The very first step before you making the choice is to figure out the distinct properties of fiber optic cable and copper cable. To make it clear, we make a comparison here.
Power over Ethernet (PoE)—This offers you many other devices right through the networking cable itself, including power phones, surveillance cameras, Wireless Access Points (WAPs). It means that you don’t have to schedule an electrician in to run power to your surveillance cameras. Another advantage is the ability to have an emergency power supply that will continue powering mission critical devices even if your electricity goes out.
Less expensive electronics—If you are going to take fiber to the workspace, realize that most PC’s come with copper NIC cards. Optical ones will cost you between $100-200 each.
More flexible—TDM environments are built to run on copper infrastructures. Fiber can be used, however the electronics that make it work are expensive.
Fiber cable provides far greater bandwidth than copper and has standardized performance up to 10 Gbps. Keep in mind that fiber speeds are dependent on the type of cable used. Single-mode cable offers far greater distance than either 62.5- or 50-micron multimode cable. In addition, fiber optic cable can carry more information with greater fidelity than copper wire. That’s why telephone and CATV companies are converting to fiber.
Because the fiber optic signal is made of light, very little signal loss occurs during transmission, and data can move at higher speeds and greater distances. Fiber does not have the 100-meter distance limitation of unshielded twisted pair copper (without a booster). Fiber distances can range from 300 meters to 40 kilometers, depending on the style of cable, wavelength, and network. Fiber cable performs better since fiber signals need less boosting than copper ones do.
Fiber provides extremely reliable data transmission. It’s completely immune to many environmental factors that affect copper cable. The core is made of glass, which is an insulator, so no electric current can flow through. It’s immune to electrometric interference (EMI) and crosstalk, impedance problems, and more. You can run fiber cable next to industrial equipment without worry. Fiber is also less susceptible to temperature fluctuations than copper and can be submerged in water.

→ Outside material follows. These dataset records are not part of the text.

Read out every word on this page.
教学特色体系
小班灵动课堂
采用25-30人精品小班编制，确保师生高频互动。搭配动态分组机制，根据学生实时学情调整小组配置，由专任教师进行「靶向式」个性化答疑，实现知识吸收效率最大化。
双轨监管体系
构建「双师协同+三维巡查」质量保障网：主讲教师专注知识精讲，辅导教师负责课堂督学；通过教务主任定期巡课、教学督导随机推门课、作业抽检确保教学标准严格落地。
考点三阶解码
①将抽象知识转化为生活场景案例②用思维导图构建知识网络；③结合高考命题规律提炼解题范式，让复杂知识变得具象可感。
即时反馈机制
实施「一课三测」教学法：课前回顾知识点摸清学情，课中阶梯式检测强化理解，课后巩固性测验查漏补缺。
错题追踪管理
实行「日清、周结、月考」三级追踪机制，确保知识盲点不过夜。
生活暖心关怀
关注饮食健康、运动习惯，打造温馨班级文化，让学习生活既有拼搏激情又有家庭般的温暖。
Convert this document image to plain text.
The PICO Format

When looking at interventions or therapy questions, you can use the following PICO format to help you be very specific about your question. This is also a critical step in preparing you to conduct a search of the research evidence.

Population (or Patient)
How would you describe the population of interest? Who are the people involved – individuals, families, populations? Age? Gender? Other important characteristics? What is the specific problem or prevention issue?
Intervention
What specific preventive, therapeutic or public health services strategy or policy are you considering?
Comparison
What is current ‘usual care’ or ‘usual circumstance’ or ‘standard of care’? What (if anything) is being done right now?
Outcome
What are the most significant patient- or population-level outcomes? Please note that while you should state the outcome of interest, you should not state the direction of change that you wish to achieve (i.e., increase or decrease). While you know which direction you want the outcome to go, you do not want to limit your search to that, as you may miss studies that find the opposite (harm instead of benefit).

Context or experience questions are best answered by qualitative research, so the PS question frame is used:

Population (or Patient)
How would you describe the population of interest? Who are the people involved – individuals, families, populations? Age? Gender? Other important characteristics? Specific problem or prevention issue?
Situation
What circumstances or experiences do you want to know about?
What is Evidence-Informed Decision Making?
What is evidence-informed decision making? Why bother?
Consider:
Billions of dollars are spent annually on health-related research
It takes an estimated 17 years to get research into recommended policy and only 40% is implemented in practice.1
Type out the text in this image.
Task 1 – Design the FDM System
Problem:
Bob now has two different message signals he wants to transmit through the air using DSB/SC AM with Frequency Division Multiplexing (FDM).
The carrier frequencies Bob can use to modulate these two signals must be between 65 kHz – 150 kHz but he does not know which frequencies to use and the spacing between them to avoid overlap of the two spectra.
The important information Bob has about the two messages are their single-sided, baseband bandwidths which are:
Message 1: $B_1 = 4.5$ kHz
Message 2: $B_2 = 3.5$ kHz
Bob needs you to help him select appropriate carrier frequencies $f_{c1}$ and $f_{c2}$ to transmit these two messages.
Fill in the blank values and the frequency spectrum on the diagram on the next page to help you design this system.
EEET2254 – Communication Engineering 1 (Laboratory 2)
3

Fiber is lightweight, thin, and more durable than copper cable. Meanwhile, fiber optic cable has pulling specifications that are up to 10 times greater than copper cable’s. It’s easier to handle due to its small size, and it takes up much less space in cabling ducts. In addition, fiber is actually easier to test than copper cable.
Media converters make it possible to incorporate fiber into existing networks. The converters extend UTP Ethernet connections over fiber optic cable. Modular patch panel solutions (we’ve discussed before) integrate equipment with 10 Gb, 40 Gb and 100/120 Gb speeds to meet current needs and provide flexibility for future needs. The panels in these solutions accommodate a variety of cassettes for different types of fiber patch cables.
The cost for fiber cable, components, and hardware is decreasing steadily. Installation costs for fiber are higher than copper because of the skill needed for terminations. Although fiber is more expensive than copper in the short run, it may actually be cost-efficient in the long run. Fiber typically costs less to maintain, has much less downtime, and requires less networking hardware. And fiber eliminates the need to re-cable for higher network performance.
Fiber cable enables safer data transmission. It doesn’t radiate signals and is extremely difficult to tap. Once the cable is tapped, it’s very easy to monitor because the cable leaks light, causing the entire system to fail. If an attempt is made to break the physical security of your fiber system, you’ll know it. Fiber networks also enable you to put all your electronics and hardware in one central location, instead of having wiring closets with equipment throughout the building
We have explained the basic differentiator between fiber and copper, and it is rather clear that fiber cable is quickly rising in popularity, and more favored by new cabling installations and upgrades because of the benefits that come along with it. However, do remember that your cabling decisions should better depend on your very specific circumstances.